La tariffa incentivante è cumulabile con il contributo Pnrr o altri contributi in conto capitale, nella misura massima del 40%, a fronte di una decurtazione della tariffa incentivante del 50%.
Attraverso il provvedimento sarà dunque favorito lo sviluppo di 5 GW complessivi di impianti di produzione di energia rinnovabile.
Le Cer e gli autoconsumatori collettivi
Le Cer possono essere costituite da cittadini, piccole e medie imprese, enti territoriali e autorità locali, incluse le amministrazioni comunali, le cooperative, gli enti di ricerca, gli enti religiosi, quelli del terzo settore e di protezione ambientale.
Come sopra accennato, le grandi imprese non possono essere membri di una Cer ma possono far parte di un gruppo di autoconsumatori rinnovabili: queste configurazioni sono equivalenti alle Cer come agevolazioni, ma richiedono che gli aderenti siano nello stesso edificio e che per le aziende la partecipazione non costituisca l’attività commerciale e industriale principale.
Tutti i consumatori e tutti i produttori devono essere nell’area sottesa alla medesima cabina elettrica primaria.
Tutti gli impianti alimentati a rinnovabili possono essere integrati in una Cer, ma devono avere potenza non superiore a 1 MW ed essere entrati in esercizio dopo il 16 dicembre 2021 (data di entrata in vigore del D.lgs. 199/2021) e comunque successivamente alla regolare costituzione della Cer stessa e non devono beneficiare di altri incentivi sulla produzione di energia elettrica.

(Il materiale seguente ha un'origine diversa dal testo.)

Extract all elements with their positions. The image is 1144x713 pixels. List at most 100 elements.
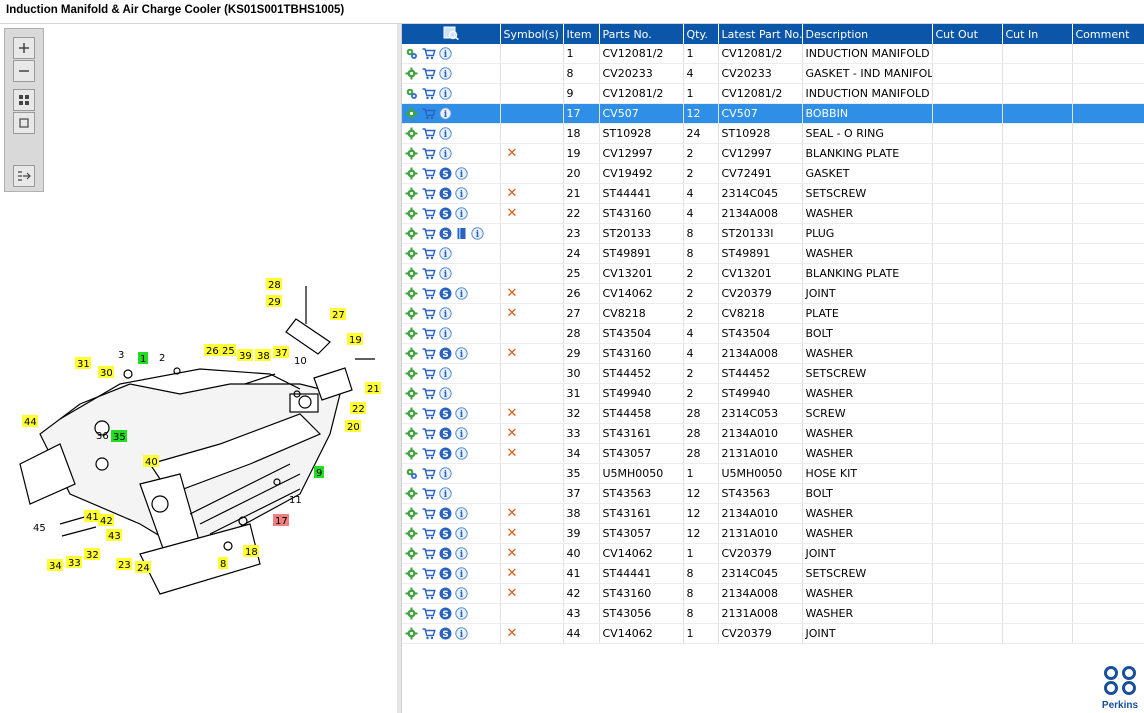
header-item[interactable]: Item: [563, 24, 600, 44]
info-icon[interactable]: i: [455, 547, 468, 560]
gear-icon[interactable]: [405, 267, 418, 280]
callout-32[interactable]: 32: [84, 548, 100, 561]
header-cut-out[interactable]: Cut Out: [932, 24, 1003, 44]
gear-icon[interactable]: [405, 587, 418, 600]
cart-icon[interactable]: [421, 167, 436, 180]
info-icon[interactable]: i: [439, 327, 452, 340]
callout-44[interactable]: 44: [22, 415, 38, 428]
info-icon[interactable]: i: [455, 627, 468, 640]
table-row[interactable]: Si ✕ 21 ST44441 4 2314C045 SETSCREW: [402, 183, 1144, 204]
callout-2[interactable]: 2: [159, 353, 165, 364]
callout-17[interactable]: 17: [273, 514, 289, 527]
cart-icon[interactable]: [421, 147, 436, 160]
table-row[interactable]: i 24 ST49891 8 ST49891 WASHER: [402, 243, 1144, 264]
cart-icon[interactable]: [421, 47, 436, 60]
table-row[interactable]: Si ✕ 32 ST44458 28 2314C053 SCREW: [402, 403, 1144, 424]
callout-22[interactable]: 22: [350, 402, 366, 415]
cart-icon[interactable]: [421, 247, 436, 260]
callout-37[interactable]: 37: [273, 346, 289, 359]
gear-icon[interactable]: [405, 507, 418, 520]
info-icon[interactable]: i: [439, 487, 452, 500]
header-description[interactable]: Description: [802, 24, 933, 44]
info-icon[interactable]: i: [439, 267, 452, 280]
callout-30[interactable]: 30: [98, 366, 114, 379]
gear-icon[interactable]: [405, 127, 418, 140]
gears-icon[interactable]: [405, 467, 418, 480]
info-icon[interactable]: i: [455, 567, 468, 580]
info-icon[interactable]: i: [439, 467, 452, 480]
table-row[interactable]: i 17 CV507 12 CV507 BOBBIN: [402, 103, 1144, 124]
callout-41[interactable]: 41: [84, 510, 100, 523]
service-s-icon[interactable]: S: [439, 447, 452, 460]
callout-45[interactable]: 45: [33, 523, 46, 534]
cart-icon[interactable]: [421, 527, 436, 540]
callout-43[interactable]: 43: [106, 529, 122, 542]
info-icon[interactable]: i: [439, 67, 452, 80]
callout-40[interactable]: 40: [143, 455, 159, 468]
callout-34[interactable]: 34: [47, 559, 63, 572]
actual-size-button[interactable]: [13, 112, 35, 134]
cart-icon[interactable]: [421, 267, 436, 280]
table-row[interactable]: Si ✕ 41 ST44441 8 2314C045 SETSCREW: [402, 563, 1144, 584]
cart-icon[interactable]: [421, 187, 436, 200]
cart-icon[interactable]: [421, 387, 436, 400]
table-row[interactable]: i 1 CV12081/2 1 CV12081/2 INDUCTION MANIFOLD: [402, 44, 1144, 64]
callout-11[interactable]: 11: [289, 495, 302, 506]
book-icon[interactable]: [455, 227, 468, 240]
table-row[interactable]: Si ✕ 42 ST43160 8 2134A008 WASHER: [402, 583, 1144, 604]
callout-42[interactable]: 42: [98, 514, 114, 527]
callout-10[interactable]: 10: [294, 356, 307, 367]
info-icon[interactable]: i: [455, 587, 468, 600]
gear-icon[interactable]: [405, 527, 418, 540]
gear-icon[interactable]: [405, 547, 418, 560]
service-s-icon[interactable]: S: [439, 227, 452, 240]
gear-icon[interactable]: [405, 607, 418, 620]
gear-icon[interactable]: [405, 307, 418, 320]
header-latest-part-no[interactable]: Latest Part No.: [718, 24, 803, 44]
table-row[interactable]: i 25 CV13201 2 CV13201 BLANKING PLATE: [402, 263, 1144, 284]
cart-icon[interactable]: [421, 67, 436, 80]
callout-27[interactable]: 27: [330, 308, 346, 321]
table-row[interactable]: i ✕ 27 CV8218 2 CV8218 PLATE: [402, 303, 1144, 324]
info-icon[interactable]: i: [439, 87, 452, 100]
info-icon[interactable]: i: [455, 607, 468, 620]
info-icon[interactable]: i: [455, 167, 468, 180]
cart-icon[interactable]: [421, 627, 436, 640]
gear-icon[interactable]: [405, 107, 418, 120]
info-icon[interactable]: i: [455, 407, 468, 420]
callout-23[interactable]: 23: [116, 558, 132, 571]
cart-icon[interactable]: [421, 547, 436, 560]
callout-29[interactable]: 29: [266, 295, 282, 308]
service-s-icon[interactable]: S: [439, 187, 452, 200]
table-row[interactable]: Si ✕ 38 ST43161 12 2134A010 WASHER: [402, 503, 1144, 524]
gear-icon[interactable]: [405, 227, 418, 240]
gear-icon[interactable]: [405, 447, 418, 460]
header-parts-no[interactable]: Parts No.: [599, 24, 684, 44]
table-row[interactable]: Si 43 ST43056 8 2131A008 WASHER: [402, 603, 1144, 624]
callout-35[interactable]: 35: [111, 430, 127, 443]
gear-icon[interactable]: [405, 427, 418, 440]
cart-icon[interactable]: [421, 507, 436, 520]
cart-icon[interactable]: [421, 587, 436, 600]
service-s-icon[interactable]: S: [439, 347, 452, 360]
header-actions[interactable]: [402, 24, 501, 44]
header-comment[interactable]: Comment: [1072, 24, 1144, 44]
cart-icon[interactable]: [421, 227, 436, 240]
gear-icon[interactable]: [405, 627, 418, 640]
exploded-diagram[interactable]: 28 29 27 19 31 30 3 1 2 26 25 39 38 37 1…: [0, 24, 397, 713]
info-icon[interactable]: i: [439, 307, 452, 320]
header-qty[interactable]: Qty.: [683, 24, 719, 44]
service-s-icon[interactable]: S: [439, 427, 452, 440]
service-s-icon[interactable]: S: [439, 207, 452, 220]
zoom-in-button[interactable]: [13, 37, 35, 59]
callout-1[interactable]: 1: [138, 352, 148, 365]
callout-19[interactable]: 19: [347, 333, 363, 346]
info-icon[interactable]: i: [439, 107, 452, 120]
cart-icon[interactable]: [421, 87, 436, 100]
service-s-icon[interactable]: S: [439, 527, 452, 540]
service-s-icon[interactable]: S: [439, 507, 452, 520]
gear-icon[interactable]: [405, 487, 418, 500]
gear-icon[interactable]: [405, 567, 418, 580]
cart-icon[interactable]: [421, 347, 436, 360]
callout-39[interactable]: 39: [237, 349, 253, 362]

Gli incentivi sull’energia condivisa
Per tutte le Cer e gli autoconsumatori collettivi sono previsti incentivi sull’energia autoconsumata sotto due diverse forme:
➢ una tariffa incentivante, sull’energia prodotta e autoconsumata virtualmente, riconosciuta dal Gse per 20 anni dalla data di entrata in esercizio di ciascun impianto Fer ed è compresa tra 60 €/MWh e 120 €/MWh (in funzione della taglia dell’impianto e del valore di mercato dell’energia);

➢ un corrispettivo di valorizzazione per l’energia autoconsumata, definito dall’Arera ogni anno, che vale circa 8 €/MWh.
Inoltre, tutta l’energia elettrica rinnovabile prodotta ma non autoconsumata resta nella disponibilità dei produttori ed è valorizzata a condizioni di mercato (è possibile richiedere al Gse il ritiro dedicato).
Per gli impianti fotovoltaici è prevista una ulteriore maggiorazione, di 4 €/MWh per le regioni del Centro Italia e di 10 €/MWh per quelle del Nord.